Der Friedhof mit inzwischen fast 500 Grabstellen stammt bereits aus dem 17.Jahrhundert. Seit 2004 nutzt die Gemeinde auch wieder ein eigenes Haus und seit 2008 eine Synagoge. Mit Hilfe eines Fördervereins wurde zunächst das ehemalige Pfarrhaus der Marien Kirchengemeinde in der Angerstraße zum Jüdischen Gemeindezentrum umgebaut. Im Garten dahinter steht die aus Bodenfelde an der Weser translozierte Synagoge, die, 1825 gebaut, nach Auflösung der dortigen Gemeinde durch die Provinzregierung Hannover bereits 1937 an einen Landwirt verkauft und von diesem als Scheune genutzt worden war.

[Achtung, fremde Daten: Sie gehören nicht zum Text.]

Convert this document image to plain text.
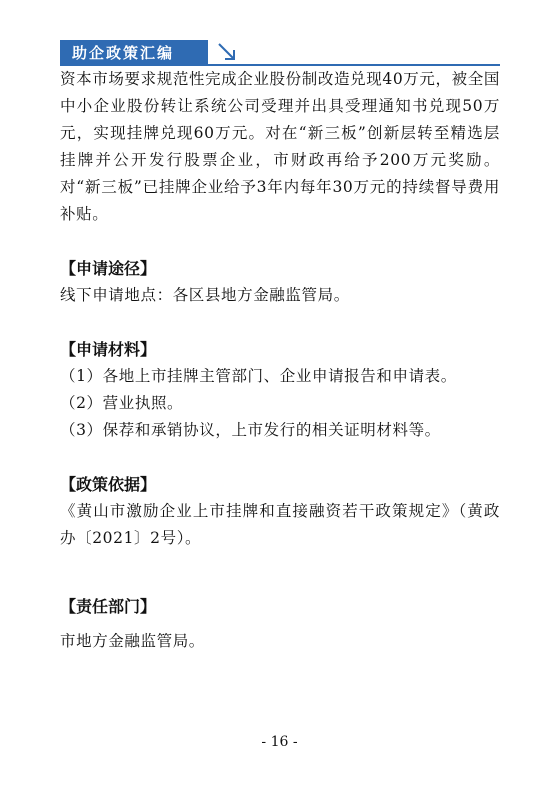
助企政策汇编

资本市场要求规范性完成企业股份制改造兑现40万元，被全国中小企业股份转让系统公司受理并出具受理通知书兑现50万元，实现挂牌兑现60万元。对在“新三板”创新层转至精选层挂牌并公开发行股票企业，市财政再给予200万元奖励。对“新三板”已挂牌企业给予3年内每年30万元的持续督导费用补贴。

【申请途径】

线下申请地点：各区县地方金融监管局。

【申请材料】

（1）各地上市挂牌主管部门、企业申请报告和申请表。

（2）营业执照。

（3）保荐和承销协议，上市发行的相关证明材料等。

【政策依据】

《黄山市激励企业上市挂牌和直接融资若干政策规定》（黄政办〔2021〕2号）。

【责任部门】

市地方金融监管局。

- 16 -
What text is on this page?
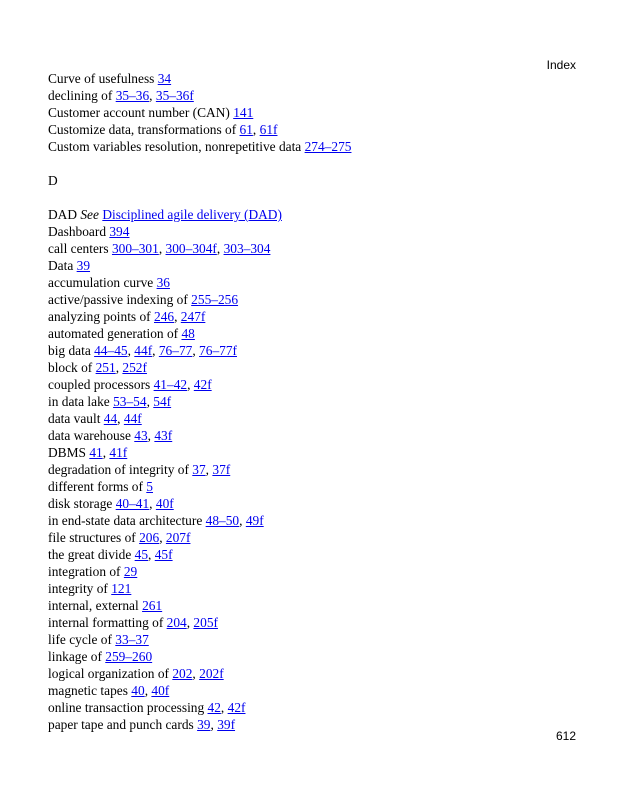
Index
Curve of usefulness 34
declining of 35–36, 35–36f
Customer account number (CAN) 141
Customize data, transformations of 61, 61f
Custom variables resolution, nonrepetitive data 274–275
D
DAD See Disciplined agile delivery (DAD)
Dashboard 394
call centers 300–301, 300–304f, 303–304
Data 39
accumulation curve 36
active/passive indexing of 255–256
analyzing points of 246, 247f
automated generation of 48
big data 44–45, 44f, 76–77, 76–77f
block of 251, 252f
coupled processors 41–42, 42f
in data lake 53–54, 54f
data vault 44, 44f
data warehouse 43, 43f
DBMS 41, 41f
degradation of integrity of 37, 37f
different forms of 5
disk storage 40–41, 40f
in end-state data architecture 48–50, 49f
file structures of 206, 207f
the great divide 45, 45f
integration of 29
integrity of 121
internal, external 261
internal formatting of 204, 205f
life cycle of 33–37
linkage of 259–260
logical organization of 202, 202f
magnetic tapes 40, 40f
online transaction processing 42, 42f
paper tape and punch cards 39, 39f
612
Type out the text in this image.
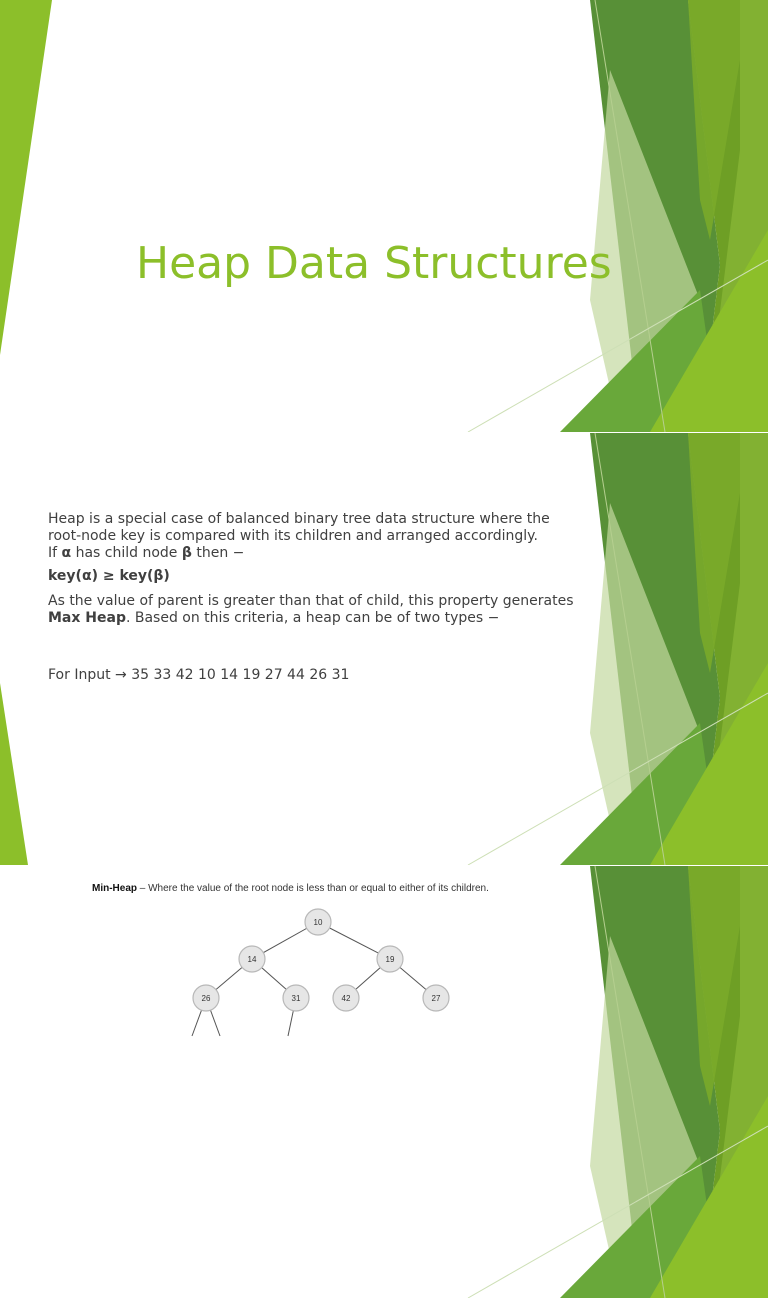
Heap Data Structures

Heap is a special case of balanced binary tree data structure where the root-node key is compared with its children and arranged accordingly.
If α has child node β then −

key(α) ≥ key(β)

As the value of parent is greater than that of child, this property generates Max Heap. Based on this criteria, a heap can be of two types −

For Input → 35 33 42 10 14 19 27 44 26 31

Min-Heap – Where the value of the root node is less than or equal to either of its children.
10
14	19
26	31	42	27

Im April 2010 konnten endlich auch die beiden äußerst wertvollen Torarollen, die schwer beschädigt die Jahre des Naziterrors überstanden hatten, eingebracht werden nachdem sie in Miami (USA) gekoschert worden waren.
Die Jüdische Gemeinde Göttingen ist seit ihrer Gründung 1995 längere Zeit von Rabbiner Dr. Henry Brandt betreut worden. Zwischen 2002 und 2009 war Rabbiner drs. Edward van Voolen zuständig - und bis Ende 2017 Rabbiner Dr. Gabor Lengyel. Derzeit ist Rabbiner van Voolen wieder für die Gemeinde verantwortlich. Seit 2005 spielen auch die Rabbinatsstudenten des Abraham-Geiger-Kollegs als Praktikanten eine wichtige Rolle in dem religiösen Leben der Gemeinde.
Wir sehen uns der liberalen Tradition der Vorkriegsgemeinde verpflichtet und pflegen die Bräuche und den Ritus des liberalen Judentums. Wir sind Teil der World Union of Progressive Judaism und der European Union of Progressive Judaism. Seit seiner Gründung sind wir Mitglied des Landesverbands der Israelitischen Kultusgemeinden Niedersachsens und Mitgliedsgemeinde des Zentralrats der Juden in Deutschland.